A automatização de processos por meio de contratos inteligentes também aumentaria a resiliência do sistema, acrescenta a executiva:

“Por exemplo, nenhuma cobrança pode ser aplicada a um benefício do INSS se não houver um registro válido e verificável de consentimento do titular — isso poderia ser programado, e não deixado à interpretação ou à “boa-fé” de uma associação.”

Casos de uso da blockchain no serviço público

Caroline apontou alguns casos de uso que poderiam ser adotados na prevenção de fraudes. O primeiro passo seria registrar vínculos empregatícios e consentimentos em uma rede blockchain para garantir a transparência e a rastreabilidade de atividades suspeitas, explicou a fundadora da InspireIP:

“Toda autorização de desconto em benefício deveria ser registrada, com assinatura digital e carimbo de tempo, em uma rede blockchain. O mesmo vale para as GFIPs (Guia de Recolhimento do FGTS e de Informações à Previdência Social): vínculos empregatícios registrados em blockchain teriam autoria clara e exigiriam confirmação cruzada com dados da Receita, do eSocial e de bases públicas.”

Essa medida permitiria que a CGU tivesse acesso em tempo real a atividades suspeitas, como a inclusão de vínculos retroativos de profissionais por empresas recém-criadas, expediente utilizado pelos fraudadores do INSS.

“Se o registro é imutável e datado, não há como ‘inventar’ um passado laboral", disse Caroline.

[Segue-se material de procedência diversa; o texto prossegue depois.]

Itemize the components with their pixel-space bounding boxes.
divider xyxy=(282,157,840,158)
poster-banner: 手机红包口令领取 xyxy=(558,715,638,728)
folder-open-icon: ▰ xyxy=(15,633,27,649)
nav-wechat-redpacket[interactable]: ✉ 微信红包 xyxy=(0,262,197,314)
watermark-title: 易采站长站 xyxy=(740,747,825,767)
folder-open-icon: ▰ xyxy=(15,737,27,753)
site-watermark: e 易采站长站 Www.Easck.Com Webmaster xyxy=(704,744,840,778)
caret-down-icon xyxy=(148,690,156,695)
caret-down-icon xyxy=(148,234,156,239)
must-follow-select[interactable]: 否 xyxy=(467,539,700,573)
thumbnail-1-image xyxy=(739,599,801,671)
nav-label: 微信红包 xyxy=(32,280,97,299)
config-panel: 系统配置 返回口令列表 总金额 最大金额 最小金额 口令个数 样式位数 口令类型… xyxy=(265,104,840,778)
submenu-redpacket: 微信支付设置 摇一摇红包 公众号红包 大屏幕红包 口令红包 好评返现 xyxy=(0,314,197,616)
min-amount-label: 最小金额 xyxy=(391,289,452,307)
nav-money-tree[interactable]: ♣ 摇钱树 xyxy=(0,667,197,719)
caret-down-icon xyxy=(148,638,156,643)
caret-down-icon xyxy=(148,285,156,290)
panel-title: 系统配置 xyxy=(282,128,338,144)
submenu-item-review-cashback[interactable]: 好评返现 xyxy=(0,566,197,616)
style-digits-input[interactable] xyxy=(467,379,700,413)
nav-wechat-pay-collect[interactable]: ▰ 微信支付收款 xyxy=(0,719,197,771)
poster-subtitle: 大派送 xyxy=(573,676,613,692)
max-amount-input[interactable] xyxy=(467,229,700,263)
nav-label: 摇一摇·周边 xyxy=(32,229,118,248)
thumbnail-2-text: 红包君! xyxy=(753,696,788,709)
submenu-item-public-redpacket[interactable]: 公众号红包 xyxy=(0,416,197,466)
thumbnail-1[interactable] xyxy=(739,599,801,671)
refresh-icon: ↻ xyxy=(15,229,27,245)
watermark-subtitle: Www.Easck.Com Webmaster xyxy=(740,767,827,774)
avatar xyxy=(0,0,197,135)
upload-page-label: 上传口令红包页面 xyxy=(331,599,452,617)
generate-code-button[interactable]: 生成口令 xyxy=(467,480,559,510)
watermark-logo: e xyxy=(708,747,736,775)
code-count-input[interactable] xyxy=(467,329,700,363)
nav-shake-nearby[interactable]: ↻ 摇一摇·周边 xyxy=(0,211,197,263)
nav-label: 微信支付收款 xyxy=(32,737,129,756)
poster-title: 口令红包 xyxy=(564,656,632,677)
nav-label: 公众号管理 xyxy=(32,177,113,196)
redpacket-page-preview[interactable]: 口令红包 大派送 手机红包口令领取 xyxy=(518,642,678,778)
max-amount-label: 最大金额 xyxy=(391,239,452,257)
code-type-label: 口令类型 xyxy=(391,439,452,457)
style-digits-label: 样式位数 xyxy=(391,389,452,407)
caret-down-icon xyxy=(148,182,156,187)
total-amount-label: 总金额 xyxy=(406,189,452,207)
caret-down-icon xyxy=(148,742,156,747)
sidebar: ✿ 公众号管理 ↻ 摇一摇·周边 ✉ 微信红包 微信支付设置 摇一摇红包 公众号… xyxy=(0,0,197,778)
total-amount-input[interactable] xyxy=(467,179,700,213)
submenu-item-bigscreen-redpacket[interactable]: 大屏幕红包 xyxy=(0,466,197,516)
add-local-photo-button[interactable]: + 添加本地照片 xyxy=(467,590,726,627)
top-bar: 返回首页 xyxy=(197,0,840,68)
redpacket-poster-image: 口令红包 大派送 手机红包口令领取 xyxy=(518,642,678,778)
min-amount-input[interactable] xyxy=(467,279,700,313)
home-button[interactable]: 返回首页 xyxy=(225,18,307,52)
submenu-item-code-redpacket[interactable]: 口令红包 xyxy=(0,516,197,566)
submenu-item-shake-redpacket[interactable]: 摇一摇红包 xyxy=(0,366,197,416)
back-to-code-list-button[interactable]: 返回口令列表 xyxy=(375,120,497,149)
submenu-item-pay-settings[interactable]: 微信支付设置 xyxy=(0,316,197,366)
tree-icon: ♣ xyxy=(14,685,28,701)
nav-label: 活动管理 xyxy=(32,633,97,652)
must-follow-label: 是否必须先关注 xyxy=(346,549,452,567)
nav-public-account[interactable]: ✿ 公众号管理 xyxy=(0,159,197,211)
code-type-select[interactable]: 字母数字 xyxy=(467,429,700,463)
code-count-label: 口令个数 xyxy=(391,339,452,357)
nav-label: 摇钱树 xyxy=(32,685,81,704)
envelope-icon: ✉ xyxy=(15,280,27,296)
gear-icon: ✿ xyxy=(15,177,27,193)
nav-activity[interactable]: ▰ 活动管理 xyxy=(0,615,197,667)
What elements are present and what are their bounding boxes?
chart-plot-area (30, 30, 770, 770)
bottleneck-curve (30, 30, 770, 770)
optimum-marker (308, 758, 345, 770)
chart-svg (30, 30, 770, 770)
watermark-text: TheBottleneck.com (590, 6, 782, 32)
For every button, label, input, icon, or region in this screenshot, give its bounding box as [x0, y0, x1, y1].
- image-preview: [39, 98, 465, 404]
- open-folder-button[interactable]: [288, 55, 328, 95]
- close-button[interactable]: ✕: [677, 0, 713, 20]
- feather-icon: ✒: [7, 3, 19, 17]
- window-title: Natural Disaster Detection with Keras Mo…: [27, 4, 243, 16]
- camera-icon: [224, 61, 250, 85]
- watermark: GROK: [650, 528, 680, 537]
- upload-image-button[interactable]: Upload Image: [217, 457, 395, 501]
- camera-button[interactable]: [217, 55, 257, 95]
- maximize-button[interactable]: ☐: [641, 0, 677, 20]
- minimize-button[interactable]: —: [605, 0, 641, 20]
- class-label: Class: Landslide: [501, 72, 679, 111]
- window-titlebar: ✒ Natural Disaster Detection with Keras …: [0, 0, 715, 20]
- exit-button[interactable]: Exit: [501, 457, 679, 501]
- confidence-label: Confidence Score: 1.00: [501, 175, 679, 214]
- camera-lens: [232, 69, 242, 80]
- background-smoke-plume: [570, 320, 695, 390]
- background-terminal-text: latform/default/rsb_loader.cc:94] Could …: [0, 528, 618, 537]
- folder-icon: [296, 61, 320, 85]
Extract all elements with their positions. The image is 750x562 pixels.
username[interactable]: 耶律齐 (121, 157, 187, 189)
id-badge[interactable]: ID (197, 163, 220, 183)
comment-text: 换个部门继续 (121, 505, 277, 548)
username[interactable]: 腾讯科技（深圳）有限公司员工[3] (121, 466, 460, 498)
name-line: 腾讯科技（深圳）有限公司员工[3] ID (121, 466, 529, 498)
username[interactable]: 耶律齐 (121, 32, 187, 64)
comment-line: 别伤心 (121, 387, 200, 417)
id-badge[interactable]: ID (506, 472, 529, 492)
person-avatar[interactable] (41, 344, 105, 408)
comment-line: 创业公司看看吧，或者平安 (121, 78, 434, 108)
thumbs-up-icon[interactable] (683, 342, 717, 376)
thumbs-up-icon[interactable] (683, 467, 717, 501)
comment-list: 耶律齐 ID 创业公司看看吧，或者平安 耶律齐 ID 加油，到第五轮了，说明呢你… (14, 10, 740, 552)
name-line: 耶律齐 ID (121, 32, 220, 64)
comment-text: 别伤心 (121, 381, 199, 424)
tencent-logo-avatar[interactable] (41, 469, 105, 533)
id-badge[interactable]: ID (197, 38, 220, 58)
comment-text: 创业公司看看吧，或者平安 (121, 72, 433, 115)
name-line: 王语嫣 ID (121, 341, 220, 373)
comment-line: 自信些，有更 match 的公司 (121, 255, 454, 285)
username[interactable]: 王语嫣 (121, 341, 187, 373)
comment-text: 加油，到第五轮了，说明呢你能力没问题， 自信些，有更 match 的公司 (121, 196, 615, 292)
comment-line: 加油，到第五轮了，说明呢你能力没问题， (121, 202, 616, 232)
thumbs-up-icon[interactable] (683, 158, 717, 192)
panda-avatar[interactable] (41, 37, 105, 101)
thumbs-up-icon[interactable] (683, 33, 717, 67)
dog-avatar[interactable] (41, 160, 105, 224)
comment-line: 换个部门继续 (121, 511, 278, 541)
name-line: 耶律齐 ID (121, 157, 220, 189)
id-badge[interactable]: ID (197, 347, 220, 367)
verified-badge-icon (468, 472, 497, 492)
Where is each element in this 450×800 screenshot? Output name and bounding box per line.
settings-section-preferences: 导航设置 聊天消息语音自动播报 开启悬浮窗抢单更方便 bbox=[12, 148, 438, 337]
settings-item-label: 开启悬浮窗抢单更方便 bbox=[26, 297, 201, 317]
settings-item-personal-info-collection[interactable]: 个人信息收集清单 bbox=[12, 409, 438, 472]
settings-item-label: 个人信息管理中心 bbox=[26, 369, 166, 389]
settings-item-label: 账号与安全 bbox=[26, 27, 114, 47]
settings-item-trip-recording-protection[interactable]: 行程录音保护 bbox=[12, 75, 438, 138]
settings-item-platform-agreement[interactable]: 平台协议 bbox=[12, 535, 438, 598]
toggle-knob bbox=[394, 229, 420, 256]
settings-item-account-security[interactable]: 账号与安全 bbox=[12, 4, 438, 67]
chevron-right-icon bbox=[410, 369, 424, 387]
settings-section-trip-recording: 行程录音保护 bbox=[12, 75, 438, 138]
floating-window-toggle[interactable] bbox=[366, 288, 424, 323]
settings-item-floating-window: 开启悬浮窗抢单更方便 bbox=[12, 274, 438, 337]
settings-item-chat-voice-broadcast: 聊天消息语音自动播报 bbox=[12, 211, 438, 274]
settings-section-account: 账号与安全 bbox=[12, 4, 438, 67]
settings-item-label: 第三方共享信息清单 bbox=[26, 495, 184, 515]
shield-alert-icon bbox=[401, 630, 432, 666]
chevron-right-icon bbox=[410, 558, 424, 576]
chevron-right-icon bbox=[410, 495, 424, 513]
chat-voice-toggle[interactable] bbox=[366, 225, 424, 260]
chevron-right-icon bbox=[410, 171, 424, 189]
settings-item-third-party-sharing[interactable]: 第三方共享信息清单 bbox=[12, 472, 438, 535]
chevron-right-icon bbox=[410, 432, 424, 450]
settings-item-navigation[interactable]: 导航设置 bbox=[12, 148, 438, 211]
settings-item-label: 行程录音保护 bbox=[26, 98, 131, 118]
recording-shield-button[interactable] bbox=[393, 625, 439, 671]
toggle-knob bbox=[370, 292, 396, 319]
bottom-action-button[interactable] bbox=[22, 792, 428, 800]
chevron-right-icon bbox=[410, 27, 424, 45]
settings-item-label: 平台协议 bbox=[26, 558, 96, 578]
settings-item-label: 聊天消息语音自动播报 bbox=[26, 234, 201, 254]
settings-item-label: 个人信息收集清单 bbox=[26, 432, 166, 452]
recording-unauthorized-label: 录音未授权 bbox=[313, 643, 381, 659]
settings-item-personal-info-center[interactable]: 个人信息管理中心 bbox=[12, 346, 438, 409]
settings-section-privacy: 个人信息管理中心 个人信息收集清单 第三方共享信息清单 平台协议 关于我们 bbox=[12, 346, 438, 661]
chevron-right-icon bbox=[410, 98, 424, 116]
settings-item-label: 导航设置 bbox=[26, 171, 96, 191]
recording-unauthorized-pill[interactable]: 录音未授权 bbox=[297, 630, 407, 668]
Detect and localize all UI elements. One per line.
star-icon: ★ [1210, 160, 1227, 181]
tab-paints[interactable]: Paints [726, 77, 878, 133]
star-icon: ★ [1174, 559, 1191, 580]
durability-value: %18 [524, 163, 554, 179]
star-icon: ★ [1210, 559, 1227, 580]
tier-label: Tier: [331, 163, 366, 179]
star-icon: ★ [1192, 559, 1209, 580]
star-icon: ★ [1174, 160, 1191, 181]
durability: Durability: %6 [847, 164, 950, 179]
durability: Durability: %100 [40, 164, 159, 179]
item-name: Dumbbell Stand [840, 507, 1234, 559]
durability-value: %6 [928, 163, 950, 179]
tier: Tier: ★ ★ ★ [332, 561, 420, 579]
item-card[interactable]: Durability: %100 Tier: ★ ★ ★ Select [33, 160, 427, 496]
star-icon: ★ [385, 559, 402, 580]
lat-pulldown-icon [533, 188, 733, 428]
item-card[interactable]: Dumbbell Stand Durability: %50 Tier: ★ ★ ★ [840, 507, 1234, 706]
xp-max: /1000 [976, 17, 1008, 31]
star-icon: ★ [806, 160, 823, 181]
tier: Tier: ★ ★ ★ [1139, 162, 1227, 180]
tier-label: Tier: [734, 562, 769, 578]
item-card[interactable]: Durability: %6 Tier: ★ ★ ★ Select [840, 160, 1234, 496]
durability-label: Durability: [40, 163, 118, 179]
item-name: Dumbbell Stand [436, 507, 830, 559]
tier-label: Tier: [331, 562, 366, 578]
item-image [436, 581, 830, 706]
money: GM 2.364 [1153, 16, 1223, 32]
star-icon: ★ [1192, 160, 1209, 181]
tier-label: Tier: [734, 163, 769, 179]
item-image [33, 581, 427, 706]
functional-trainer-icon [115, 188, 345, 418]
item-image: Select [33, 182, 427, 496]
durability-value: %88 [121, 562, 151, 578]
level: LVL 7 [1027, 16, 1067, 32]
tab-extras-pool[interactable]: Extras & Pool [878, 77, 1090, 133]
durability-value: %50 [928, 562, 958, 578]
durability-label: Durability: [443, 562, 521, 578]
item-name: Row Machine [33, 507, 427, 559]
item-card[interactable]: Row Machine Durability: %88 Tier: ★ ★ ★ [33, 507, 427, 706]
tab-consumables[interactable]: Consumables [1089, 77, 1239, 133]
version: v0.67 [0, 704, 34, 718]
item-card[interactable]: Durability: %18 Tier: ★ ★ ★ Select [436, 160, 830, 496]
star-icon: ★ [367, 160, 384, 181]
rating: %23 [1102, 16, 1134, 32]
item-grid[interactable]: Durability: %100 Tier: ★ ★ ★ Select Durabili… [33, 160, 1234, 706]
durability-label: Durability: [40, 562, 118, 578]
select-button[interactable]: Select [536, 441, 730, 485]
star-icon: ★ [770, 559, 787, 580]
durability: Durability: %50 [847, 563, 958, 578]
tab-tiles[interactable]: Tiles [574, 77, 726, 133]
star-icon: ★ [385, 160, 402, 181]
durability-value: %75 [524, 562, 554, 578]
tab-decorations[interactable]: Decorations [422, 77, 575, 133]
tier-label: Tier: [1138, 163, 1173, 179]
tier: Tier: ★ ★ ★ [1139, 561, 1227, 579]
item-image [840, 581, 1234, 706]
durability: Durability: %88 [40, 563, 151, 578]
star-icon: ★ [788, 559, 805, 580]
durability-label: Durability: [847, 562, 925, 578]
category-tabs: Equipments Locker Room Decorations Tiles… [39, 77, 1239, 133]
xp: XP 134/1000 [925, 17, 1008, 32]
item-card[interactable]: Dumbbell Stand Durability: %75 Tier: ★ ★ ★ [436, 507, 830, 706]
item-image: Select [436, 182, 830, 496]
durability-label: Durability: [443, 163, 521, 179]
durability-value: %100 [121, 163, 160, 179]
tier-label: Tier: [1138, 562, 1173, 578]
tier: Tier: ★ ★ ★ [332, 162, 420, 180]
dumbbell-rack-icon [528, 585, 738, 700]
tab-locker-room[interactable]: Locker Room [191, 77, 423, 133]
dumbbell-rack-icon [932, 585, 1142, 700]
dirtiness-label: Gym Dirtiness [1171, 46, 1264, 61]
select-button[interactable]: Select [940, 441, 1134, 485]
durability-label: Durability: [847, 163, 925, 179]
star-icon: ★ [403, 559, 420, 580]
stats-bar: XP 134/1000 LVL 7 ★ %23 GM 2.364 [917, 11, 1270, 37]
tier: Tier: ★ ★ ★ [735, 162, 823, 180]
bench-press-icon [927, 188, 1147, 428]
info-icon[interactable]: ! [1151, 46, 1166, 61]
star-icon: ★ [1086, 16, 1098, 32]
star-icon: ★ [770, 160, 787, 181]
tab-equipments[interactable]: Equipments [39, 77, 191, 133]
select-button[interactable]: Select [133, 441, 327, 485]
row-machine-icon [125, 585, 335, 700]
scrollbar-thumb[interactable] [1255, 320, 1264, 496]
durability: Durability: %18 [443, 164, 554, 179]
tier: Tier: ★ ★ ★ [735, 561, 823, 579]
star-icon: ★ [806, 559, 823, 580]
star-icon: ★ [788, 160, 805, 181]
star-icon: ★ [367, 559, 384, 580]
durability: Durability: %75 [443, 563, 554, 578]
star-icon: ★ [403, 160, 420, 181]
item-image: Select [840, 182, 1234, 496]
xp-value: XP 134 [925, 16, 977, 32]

A efetividade do uso de blockchain na administração pública é comprovada por iniciativas internacionais, acrescentou a executiva, citando alguns exemplos. Na Estônia, registros médicos e jurídicos são registrados on-chain. Na Geórgia, a tecnologia é utilizada para registro de terras. E os Emirados Árabes Unidos estão digitalizando integralmente serviços públicos em redes auditáveis.

Para tornar o sistema mais robusto e imune a falhas, Caroline defende a adoção de blockchains públicas para registro de dados públicos, em detrimento de redes permissionadas, nas quais o controle se mantém centralizado:

“Tradicionalmente, a gente tende a pensar que para bases de dados estatais, como as do INSS, o modelo de blockchain permissionada seria o único caminho viável, principalmente por questões de controle de acesso, privacidade e governança. No entanto, acredito fortemente na viabilidade de utilizar uma blockchain pública, como Ethereum ou Polygon, para registrar autorizações ou vínculos, desde que os dados sensíveis sejam ofuscados com criptografia, como a utilização de provas de conhecimento zero (zero-knowledge proofs).”

Além da tecnologia em si, o desafio do governo brasileiro reside nas escolhas institucionais, conclui Caroline: investir em sistemas modernos, capazes de integrar diferentes bases de dados, garantir validação eficiente e permitir auditoria automatizada é fundamental para proteger direitos dos cidadãos e evitar que esquemas como o do INSS se repitam.

Apesar da fraude no INSS, recentemente, a Dataprev anunciou a criação de um sistema para monetização de dados de aposentados e pensionistas do INSS e de programas de assistência social do governo federal, conforme noticiado pelo Cointelegraph Brasil.